Pourquoi évoquer cette figure ?
Pourquoi évoquer cette figure dans La Nef ? Pour son excentricité, tout à fait banale outre-Manche ? Pour avoir battu le record du mot le plus long jamais utilisé dans un débat parlementaire : « floccinaucinihilipilification » (cherchez la définition vous-mêmes) ou raconté la bataille d’Azincourt dans tous ses détails, pour prolonger hors limites un débat (cela s’appelle « flibuster », localement) ? Pour être devenu la bête noire des féministes locales ? Il a en effet répondu qu’il ne changeait pas les langes de ses enfants par le motif sans appel que la nurse de ceux-ci (qui fut la sienne) le lui interdisait, en raison de son incompétence. Pour avoir cloué le bec de l’opposition dans sa circonscription en prouvant qu’il ne circulait pas en Bentley, mais modestement en Mercedes ? Bref, pour être, en chair et en os, un personnage directement sorti des romans de P. G. Woodhouse, dont il est un fan ?
Rien de tout cela. Pour une raison beaucoup plus valable.

De fortes convictions
J’ai en effet oublié de mentionner une qualité essentielle : fils d’un père catholique qui l’a beaucoup influencé, il assume son héritage. Être catholique au royaume de sa Gracieuse Majesté peut être considéré comme une excentricité supplémentaire, ou comme une sorte de trahison inconsciente, surtout dans la haute société. Quand on est fidèle du pape de Rome, on est pauvre et on est prié de le demeurer en s’excusant. Et ce n’est pas un catholique pour rire. Marié en « rite ordinaire latin » à la cathédrale anglicane de Canterbury, père de six enfants, dont le dernier est prénommé Sixtus, il défend ses convictions avec un flegme et une solidité incroyables. Il a été, au Parlement, l’un des opposants les plus farouches au « mariage pour tous », au point d’y acquérir une part de sa célébrité. Il faut l’avoir vu, dans plusieurs débats télévisés, face à la hargne (le mot est faible) des journalistes chiens de garde. Sans se départir jamais d’un calme olympien, et d’un humour inimitable, il réussit l’exploit de laisser ses agresseurs (il n’y a pas d’autres mots) sans voix.

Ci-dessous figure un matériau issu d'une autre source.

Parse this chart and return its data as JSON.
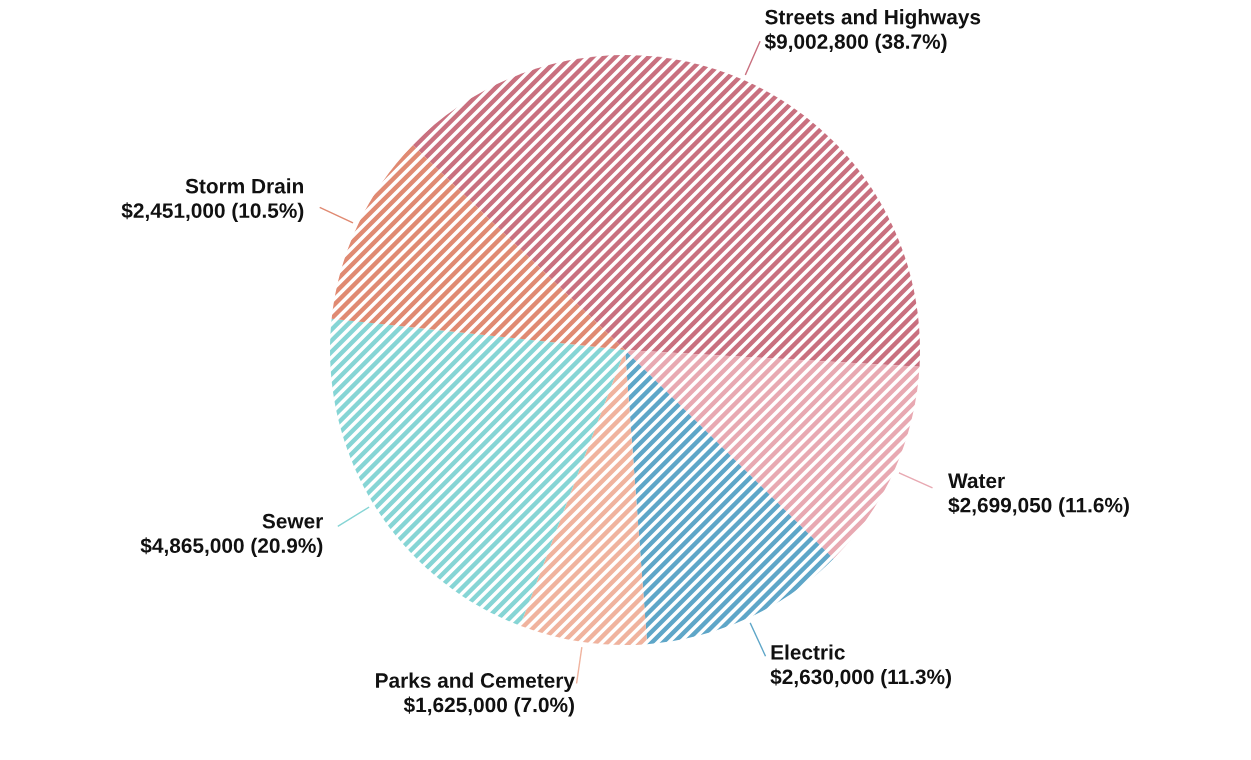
{
  "chart_data": {
    "type": "pie",
    "categories": [
      "Streets and Highways",
      "Water",
      "Electric",
      "Parks and Cemetery",
      "Sewer",
      "Storm Drain"
    ],
    "values": [
      9002800,
      2699050,
      2630000,
      1625000,
      4865000,
      2451000
    ],
    "value_labels": [
      "$9,002,800 (38.7%)",
      "$2,699,050 (11.6%)",
      "$2,630,000 (11.3%)",
      "$1,625,000 (7.0%)",
      "$4,865,000 (20.9%)",
      "$2,451,000 (10.5%)"
    ],
    "colors": [
      "#c9707f",
      "#e8a9b2",
      "#5ea6c8",
      "#f0b39e",
      "#86d5d5",
      "#e08a72"
    ],
    "legend": false
  }
}
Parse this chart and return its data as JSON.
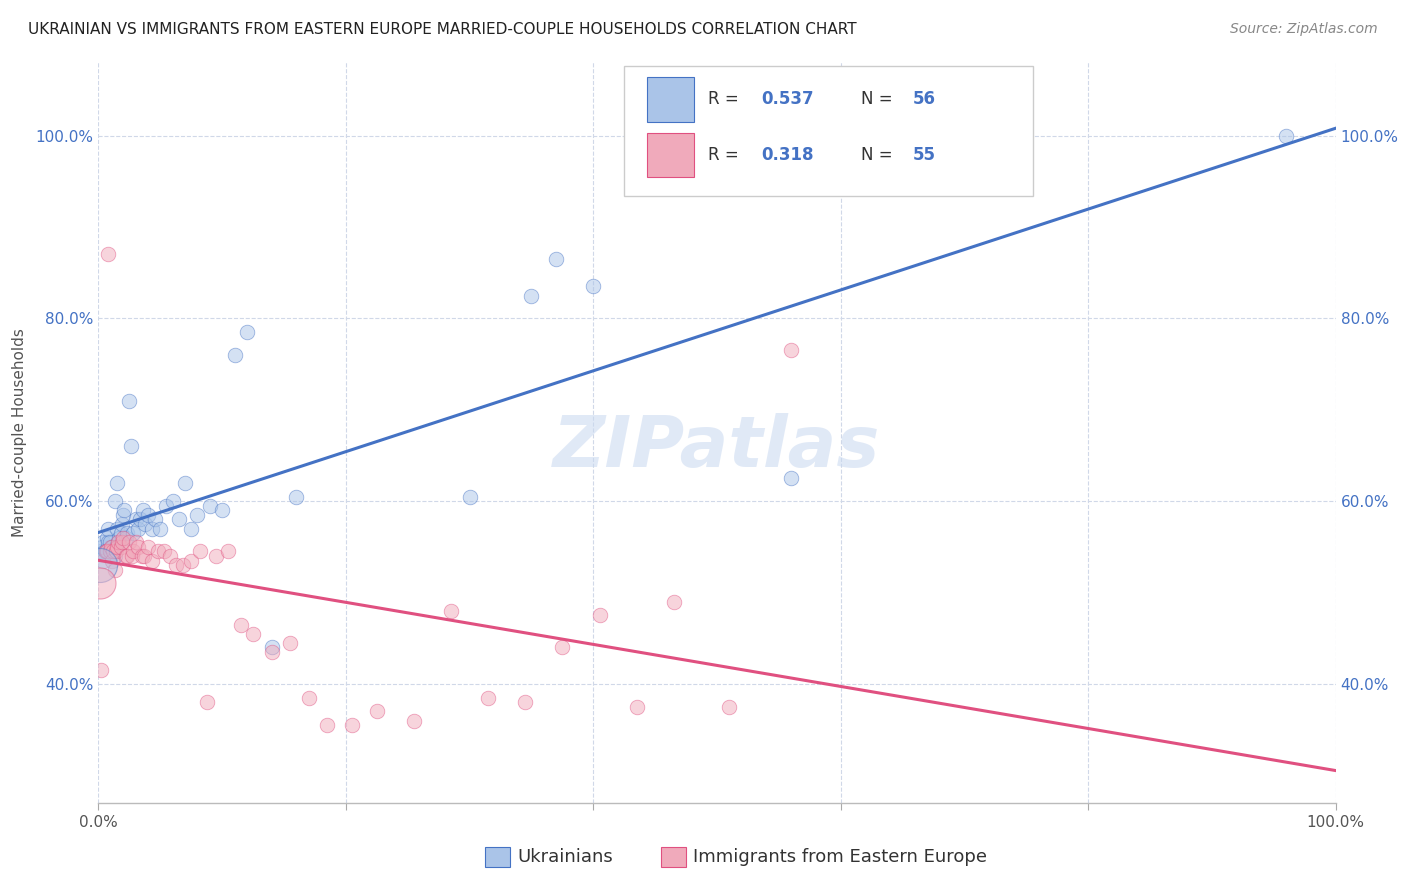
{
  "title": "UKRAINIAN VS IMMIGRANTS FROM EASTERN EUROPE MARRIED-COUPLE HOUSEHOLDS CORRELATION CHART",
  "source": "Source: ZipAtlas.com",
  "ylabel": "Married-couple Households",
  "background_color": "#ffffff",
  "grid_color": "#d0d8e8",
  "watermark": "ZIPatlas",
  "blue_R": "0.537",
  "blue_N": "56",
  "pink_R": "0.318",
  "pink_N": "55",
  "blue_color": "#aac4e8",
  "pink_color": "#f0aabb",
  "blue_line_color": "#4472c4",
  "pink_line_color": "#e05080",
  "blue_x": [
    0.002,
    0.003,
    0.004,
    0.005,
    0.006,
    0.007,
    0.008,
    0.008,
    0.009,
    0.01,
    0.01,
    0.011,
    0.012,
    0.013,
    0.013,
    0.014,
    0.015,
    0.015,
    0.016,
    0.017,
    0.018,
    0.019,
    0.02,
    0.021,
    0.022,
    0.023,
    0.025,
    0.026,
    0.028,
    0.03,
    0.032,
    0.034,
    0.036,
    0.038,
    0.04,
    0.043,
    0.046,
    0.05,
    0.055,
    0.06,
    0.065,
    0.07,
    0.075,
    0.08,
    0.09,
    0.1,
    0.11,
    0.12,
    0.14,
    0.16,
    0.3,
    0.35,
    0.37,
    0.4,
    0.56,
    0.96
  ],
  "blue_y": [
    0.545,
    0.55,
    0.555,
    0.545,
    0.545,
    0.56,
    0.555,
    0.57,
    0.555,
    0.545,
    0.54,
    0.55,
    0.545,
    0.54,
    0.6,
    0.55,
    0.57,
    0.62,
    0.555,
    0.56,
    0.565,
    0.575,
    0.585,
    0.59,
    0.56,
    0.565,
    0.71,
    0.66,
    0.565,
    0.58,
    0.57,
    0.58,
    0.59,
    0.575,
    0.585,
    0.57,
    0.58,
    0.57,
    0.595,
    0.6,
    0.58,
    0.62,
    0.57,
    0.585,
    0.595,
    0.59,
    0.76,
    0.785,
    0.44,
    0.605,
    0.605,
    0.825,
    0.865,
    0.835,
    0.625,
    1.0
  ],
  "pink_x": [
    0.002,
    0.004,
    0.006,
    0.007,
    0.008,
    0.009,
    0.01,
    0.011,
    0.012,
    0.013,
    0.014,
    0.015,
    0.016,
    0.018,
    0.019,
    0.02,
    0.022,
    0.023,
    0.025,
    0.027,
    0.028,
    0.03,
    0.032,
    0.035,
    0.037,
    0.04,
    0.043,
    0.048,
    0.053,
    0.058,
    0.063,
    0.068,
    0.075,
    0.082,
    0.088,
    0.095,
    0.105,
    0.115,
    0.125,
    0.14,
    0.155,
    0.17,
    0.185,
    0.205,
    0.225,
    0.255,
    0.285,
    0.315,
    0.345,
    0.375,
    0.405,
    0.435,
    0.465,
    0.51,
    0.56
  ],
  "pink_y": [
    0.415,
    0.535,
    0.545,
    0.545,
    0.87,
    0.545,
    0.55,
    0.535,
    0.545,
    0.525,
    0.545,
    0.55,
    0.555,
    0.55,
    0.555,
    0.56,
    0.54,
    0.54,
    0.555,
    0.54,
    0.545,
    0.555,
    0.55,
    0.54,
    0.54,
    0.55,
    0.535,
    0.545,
    0.545,
    0.54,
    0.53,
    0.53,
    0.535,
    0.545,
    0.38,
    0.54,
    0.545,
    0.465,
    0.455,
    0.435,
    0.445,
    0.385,
    0.355,
    0.355,
    0.37,
    0.36,
    0.48,
    0.385,
    0.38,
    0.44,
    0.475,
    0.375,
    0.49,
    0.375,
    0.765
  ],
  "xlim": [
    0.0,
    1.0
  ],
  "ylim": [
    0.27,
    1.08
  ],
  "xticks": [
    0.0,
    0.2,
    0.4,
    0.6,
    0.8,
    1.0
  ],
  "yticks": [
    0.4,
    0.6,
    0.8,
    1.0
  ],
  "ytick_labels": [
    "40.0%",
    "60.0%",
    "80.0%",
    "100.0%"
  ],
  "xtick_labels_left": "0.0%",
  "xtick_labels_right": "100.0%",
  "marker_size": 110,
  "alpha": 0.5,
  "linewidth": 2.2,
  "legend_fontsize": 13,
  "title_fontsize": 11,
  "axis_label_fontsize": 11,
  "tick_fontsize": 11,
  "source_fontsize": 10,
  "watermark_fontsize": 52,
  "watermark_color": "#c8d8f0",
  "watermark_alpha": 0.55
}
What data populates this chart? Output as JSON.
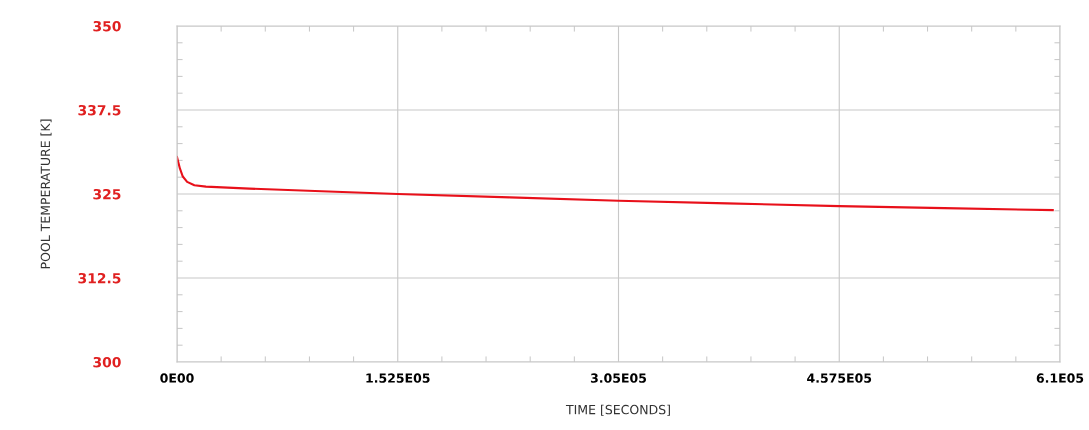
{
  "chart_data": {
    "type": "line",
    "xlabel": "TIME [SECONDS]",
    "ylabel": "POOL TEMPERATURE [K]",
    "series": [
      {
        "color": "#e8101a",
        "x": [
          0,
          2000,
          4000,
          7000,
          12000,
          20000,
          50000,
          100000,
          152500,
          230000,
          305000,
          380000,
          457500,
          530000,
          605000
        ],
        "values": [
          330.5,
          328.8,
          327.6,
          326.8,
          326.3,
          326.1,
          325.8,
          325.4,
          325.0,
          324.5,
          324.0,
          323.6,
          323.2,
          322.9,
          322.6
        ]
      }
    ],
    "xlim": [
      0,
      610000
    ],
    "xticks": [
      {
        "value": 0,
        "label": "0E00"
      },
      {
        "value": 152500,
        "label": "1.525E05"
      },
      {
        "value": 305000,
        "label": "3.05E05"
      },
      {
        "value": 457500,
        "label": "4.575E05"
      },
      {
        "value": 610000,
        "label": "6.1E05"
      }
    ],
    "ylim": [
      300,
      350
    ],
    "yticks": [
      300,
      312.5,
      325,
      337.5,
      350
    ],
    "grid": true,
    "legend": false,
    "marker": "none",
    "line_style": "solid"
  }
}
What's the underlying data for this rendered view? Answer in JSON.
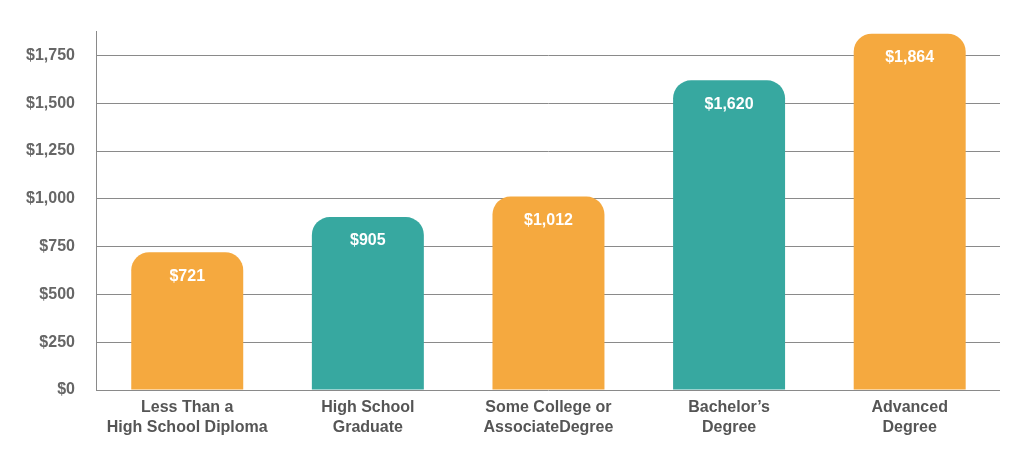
{
  "chart_data": {
    "type": "bar",
    "categories": [
      [
        "Less Than a",
        "High School Diploma"
      ],
      [
        "High School",
        "Graduate"
      ],
      [
        "Some College or",
        "AssociateDegree"
      ],
      [
        "Bachelor’s",
        "Degree"
      ],
      [
        "Advanced",
        "Degree"
      ]
    ],
    "values": [
      721,
      905,
      1012,
      1620,
      1864
    ],
    "value_labels": [
      "$721",
      "$905",
      "$1,012",
      "$1,620",
      "$1,864"
    ],
    "colors": [
      "#f5a93f",
      "#37a8a0",
      "#f5a93f",
      "#37a8a0",
      "#f5a93f"
    ],
    "ylim": [
      0,
      1875
    ],
    "yticks": [
      {
        "value": 0,
        "label": "$0"
      },
      {
        "value": 250,
        "label": "$250"
      },
      {
        "value": 500,
        "label": "$500"
      },
      {
        "value": 750,
        "label": "$750"
      },
      {
        "value": 1000,
        "label": "$1,000"
      },
      {
        "value": 1250,
        "label": "$1,250"
      },
      {
        "value": 1500,
        "label": "$1,500"
      },
      {
        "value": 1750,
        "label": "$1,750"
      }
    ],
    "grid": true,
    "data_labels": true
  }
}
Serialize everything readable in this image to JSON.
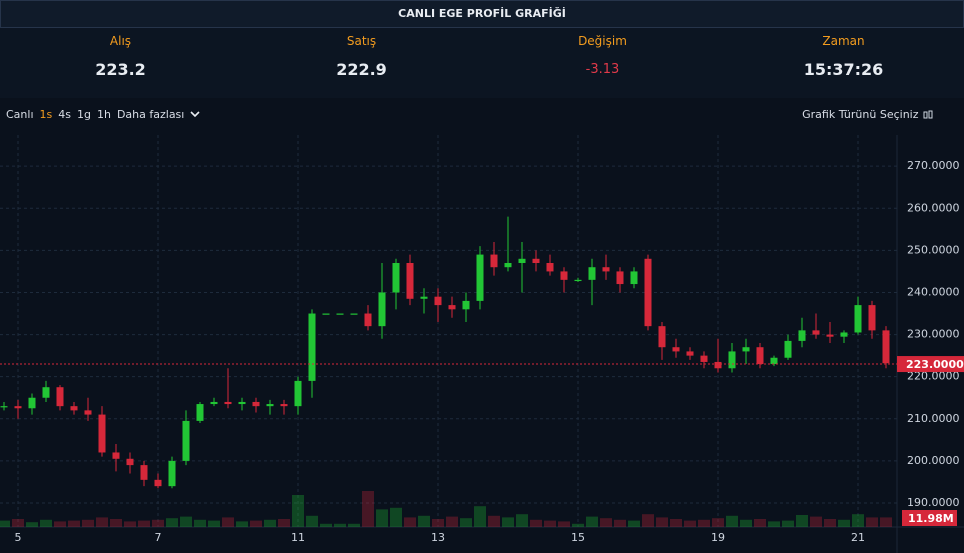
{
  "header": {
    "title": "CANLI EGE PROFİL GRAFİĞİ",
    "stats": [
      {
        "label": "Alış",
        "value": "223.2"
      },
      {
        "label": "Satış",
        "value": "222.9"
      },
      {
        "label": "Değişim",
        "value": "-3.13"
      },
      {
        "label": "Zaman",
        "value": "15:37:26"
      }
    ]
  },
  "toolbar": {
    "items": [
      "Canlı",
      "1s",
      "4s",
      "1g",
      "1h",
      "Daha fazlası"
    ],
    "active": "1s",
    "right": "Grafik Türünü Seçiniz"
  },
  "chart_data": {
    "type": "candlestick",
    "up_color": "#22c635",
    "down_color": "#d6283a",
    "grid": true,
    "categories": [
      null,
      "5",
      null,
      null,
      null,
      null,
      null,
      null,
      null,
      null,
      null,
      "7",
      null,
      null,
      null,
      null,
      null,
      null,
      null,
      null,
      null,
      "11",
      null,
      null,
      null,
      null,
      null,
      null,
      null,
      null,
      null,
      "13",
      null,
      null,
      null,
      null,
      null,
      null,
      null,
      null,
      null,
      "15",
      null,
      null,
      null,
      null,
      null,
      null,
      null,
      null,
      null,
      "19",
      null,
      null,
      null,
      null,
      null,
      null,
      null,
      null,
      null,
      "21",
      null,
      null
    ],
    "candles": [
      [
        213,
        214,
        212,
        213
      ],
      [
        213,
        214.5,
        210,
        212.5
      ],
      [
        212.5,
        216,
        211,
        215
      ],
      [
        215,
        219,
        214,
        217.5
      ],
      [
        217.5,
        218,
        212,
        213
      ],
      [
        213,
        214,
        211,
        212
      ],
      [
        212,
        215,
        209.5,
        211
      ],
      [
        211,
        213,
        201,
        202
      ],
      [
        202,
        204,
        197.5,
        200.5
      ],
      [
        200.5,
        202,
        197,
        199
      ],
      [
        199,
        200,
        194,
        195.5
      ],
      [
        195.5,
        197,
        193.5,
        194
      ],
      [
        194,
        201,
        193.5,
        200
      ],
      [
        200,
        212,
        199,
        209.5
      ],
      [
        209.5,
        214,
        209,
        213.5
      ],
      [
        213.5,
        215,
        213,
        214
      ],
      [
        214,
        222,
        212.5,
        213.5
      ],
      [
        213.5,
        215,
        212,
        214
      ],
      [
        214,
        215,
        211.5,
        213
      ],
      [
        213,
        214.5,
        211,
        213.5
      ],
      [
        213.5,
        214.5,
        211,
        213
      ],
      [
        213,
        220,
        211,
        219
      ],
      [
        219,
        236,
        215,
        235
      ],
      [
        235,
        235,
        235,
        235
      ],
      [
        235,
        235,
        235,
        235
      ],
      [
        235,
        235,
        235,
        235
      ],
      [
        235,
        237,
        231,
        232
      ],
      [
        232,
        247,
        229,
        240
      ],
      [
        240,
        248,
        236,
        247
      ],
      [
        247,
        249,
        237,
        238.5
      ],
      [
        238.5,
        241,
        235,
        239
      ],
      [
        239,
        241,
        233,
        237
      ],
      [
        237,
        239,
        234,
        236
      ],
      [
        236,
        240,
        233,
        238
      ],
      [
        238,
        251,
        236,
        249
      ],
      [
        249,
        252,
        244,
        246
      ],
      [
        246,
        258,
        245,
        247
      ],
      [
        247,
        252,
        240,
        248
      ],
      [
        248,
        250,
        245,
        247
      ],
      [
        247,
        249,
        244,
        245
      ],
      [
        245,
        246,
        240,
        243
      ],
      [
        243,
        243.5,
        242.5,
        243
      ],
      [
        243,
        248,
        237,
        246
      ],
      [
        246,
        249,
        243,
        245
      ],
      [
        245,
        246,
        240,
        242
      ],
      [
        242,
        246,
        241,
        245
      ],
      [
        248,
        249,
        231,
        232
      ],
      [
        232,
        233,
        224,
        227
      ],
      [
        227,
        229,
        224.5,
        226
      ],
      [
        226,
        227,
        224,
        225
      ],
      [
        225,
        226,
        222,
        223.5
      ],
      [
        223.5,
        229,
        221,
        222
      ],
      [
        222,
        228,
        221,
        226
      ],
      [
        226,
        229,
        223,
        227
      ],
      [
        227,
        228,
        222,
        223
      ],
      [
        223,
        225,
        222.5,
        224.5
      ],
      [
        224.5,
        230,
        224,
        228.5
      ],
      [
        228.5,
        234,
        227,
        231
      ],
      [
        231,
        235,
        229,
        230
      ],
      [
        230,
        233,
        228,
        229.5
      ],
      [
        229.5,
        231,
        228,
        230.5
      ],
      [
        230.5,
        239,
        230,
        237
      ],
      [
        237,
        238,
        229,
        231
      ],
      [
        231,
        232,
        222,
        223.2
      ]
    ],
    "volumes": [
      8,
      10,
      6,
      9,
      7,
      8,
      9,
      12,
      10,
      7,
      8,
      9,
      11,
      13,
      9,
      8,
      12,
      7,
      8,
      9,
      10,
      40,
      14,
      4,
      4,
      4,
      45,
      22,
      24,
      12,
      14,
      10,
      13,
      11,
      26,
      14,
      12,
      16,
      9,
      8,
      7,
      4,
      13,
      11,
      9,
      8,
      16,
      12,
      10,
      8,
      9,
      11,
      14,
      9,
      10,
      7,
      8,
      15,
      13,
      10,
      9,
      16,
      12,
      11.98
    ],
    "volume_label": "11.98M",
    "last_price": {
      "value": 223,
      "label": "223.0000"
    },
    "ylim": [
      184.3,
      277.4
    ],
    "yticks": [
      {
        "value": 190,
        "label": "190.0000"
      },
      {
        "value": 200,
        "label": "200.0000"
      },
      {
        "value": 210,
        "label": "210.0000"
      },
      {
        "value": 220,
        "label": "220.0000"
      },
      {
        "value": 230,
        "label": "230.0000"
      },
      {
        "value": 240,
        "label": "240.0000"
      },
      {
        "value": 250,
        "label": "250.0000"
      },
      {
        "value": 260,
        "label": "260.0000"
      },
      {
        "value": 270,
        "label": "270.0000"
      }
    ]
  }
}
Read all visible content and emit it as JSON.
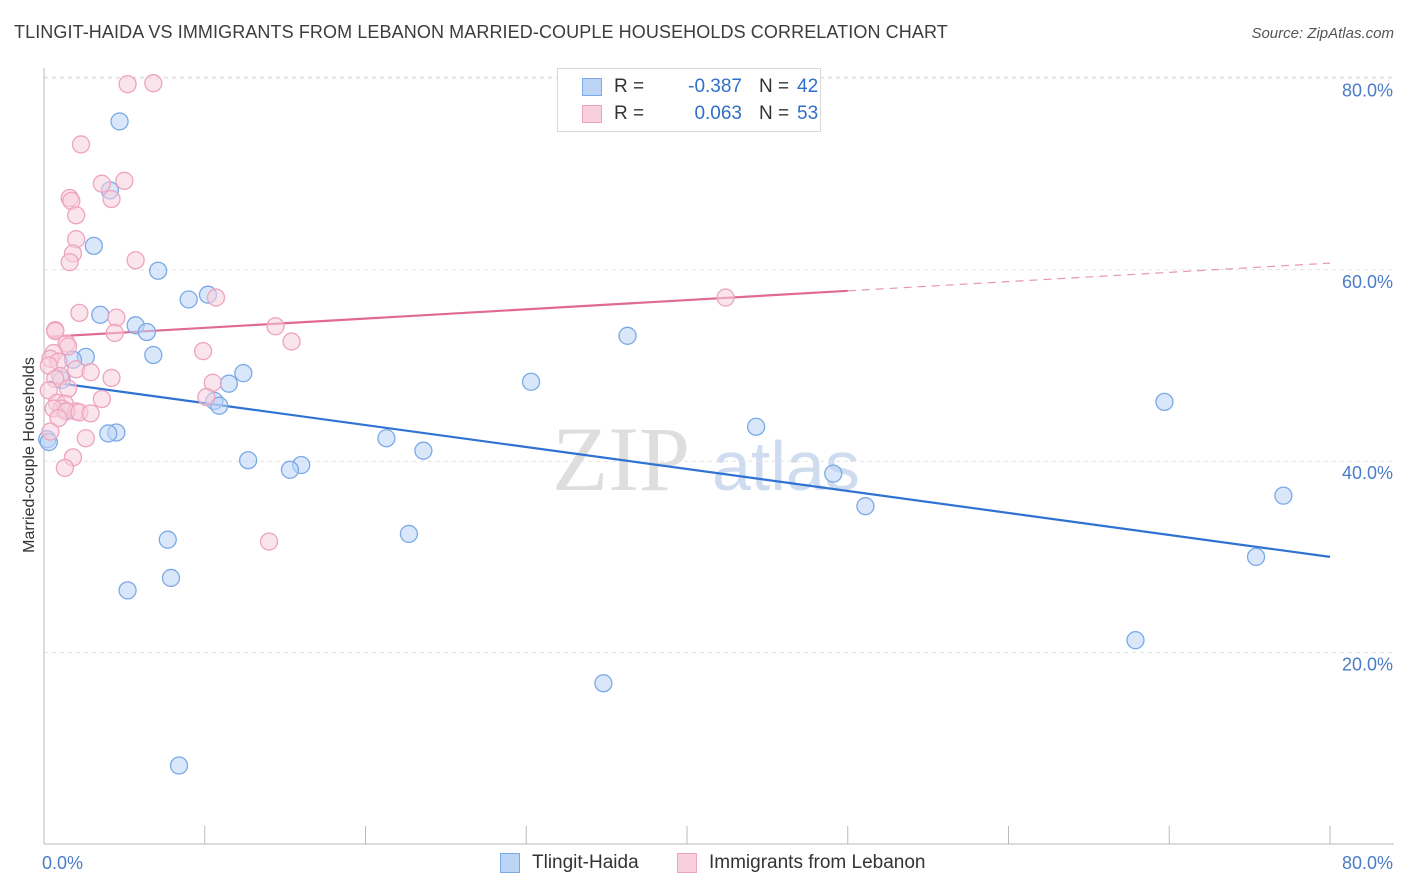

Sa botte secrète ? Après avoir inlassablement répété d’une voix douce qu’il tenait l’enseignement de l’Église catholique pour la seule vérité en la matière, que la définition du mariage appartenait à l’Église et pas au Parlement, mais avant toute chose qu’étant du pays qui avait inventé la liberté de conscience, il ne voyait pas au nom de quoi il changerait de convictions.
On notera avec un certain embarras qu’il fut l’un des administrateurs de l’Hôpital Saint-Jean-Sainte Élisabeth, à Londres, priés par le cardinal Murphy-O’Connor, archevêque de Westminster, de démissionner après l’adoption d’un règlement intérieur interdisant les pratiques contraires à l’enseignement de l’Église en matière éthique, comme l’avortement et la chirurgie de changement de sexe…
Il est vraiment de ces « maudits Anglais » que l’on adore.